Laura Massaro, the only English player to have won both World and British Open titles, says her break from the tour this year could have led to her retirement.
Massaro begins an attempt to win back the British Open with a first round encounter on Tuesday with Joshana Chinappa, the Indian national champion, but it might all have been so different.
Only two months ago the 31-year-old Lancastrian was unsure whether she would ever play professional squash again because she felt so mentally and emotionally exhausted.
Right then Massaro's chances of challenging to regain the British Open title she captured two years ago with a startling win over the titleholder Nicol David looked distinctly doubtful. It took five weeks away from the tour to feel better.
She admits that had this positive feeling not returned she could easily have given up. "I think I would have considered retirement," she said.

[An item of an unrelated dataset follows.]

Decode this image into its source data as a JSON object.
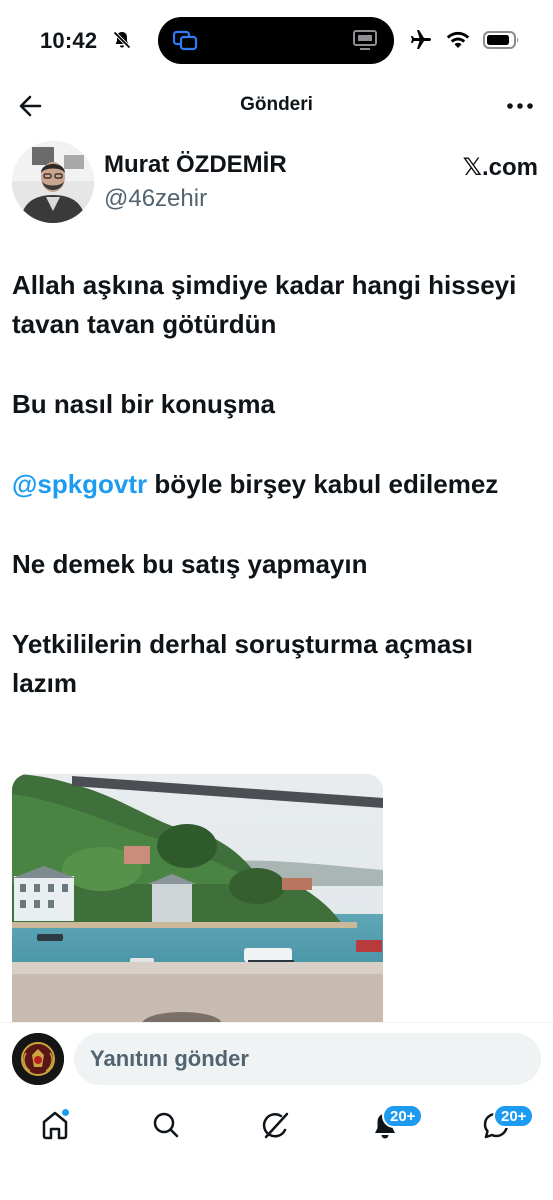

"As an athlete you need passion. I don't want to go along not being the best I can be. I need 100 percent drive to improve myself and if I'm not driven, I'm not going to improve myself.
"So if you take as much time out as I needed to get my enthusiasm back, you are taking a risk if it doesn't come back."
That spectre remained a possibility for two weeks because when Massaro went on holiday to Dubai with husband Danny, she began to feel that this was the good life.
But after three weeks she became a little bored, and after four she wondered what she was going to do next.
"You start asking a few questions," she said. "When I watched Nick (Matthew) playing at Canary Wharf it made me think 'can I do that in my game?' Then I realised I can't be ready to retire if I am thinking about how to improve.
"So I made myself sit out a fifth week -- and after that I felt like I was 100 percent ready!"
- 'Gone mentally' -
What made this cathartic rest and reassessment -- and risk -- so necessary? Part of it was that few players have had such an up-and-down, roller-coaster year as Massaro did in 2014.
First she was the odds-defying heroine by winning the world title in David's home town in Penang.
Emotions then swung fiercely in the other direction only nine months later with a quarter-final World Championships defeat in Cairo, making Massaro the briefest world champion on record.
In between she played a tenaciously good British Open final but still suffered the disappointment of relinquishing the title to David.
By the time she lost in Chicago in March to Emma Beddoes, an England team-mate whose performance she praised, Massaro was "completely and utterly gone mentally."
She explained: "I thought to myself that if I go on playing and feeling like this on court then I don't want to be playing anymore."
She was also aware that any temporary failure to make the best of herself at the age of 31 would probably lead to decline.
However the rest has rekindled her optimism. With a consistent performance this week, and a belief that further hard work and training can pay off, she feels that many future highlights are possible.
"I definitely played my best years from the age of 28 upwards, so I don't see why I can't carry on playing well," she said.
Might she continue as long as David, who is also 31, and who aims for another five years? By then squash could be making its Olympic debut.
"At this point 2020 seems quite far away," Massaro answered. "Told I had to answer this question now, it would probably be no -- but I'm not sure.
"If training goes well this summer it will be really, really difficult to stop and not play the season after that.
"It's hard to predict five years into the future, but if things are going well, two or three years can go quite quickly. And then it is only a year or so to the Olympics -- and the Games are within striking distance."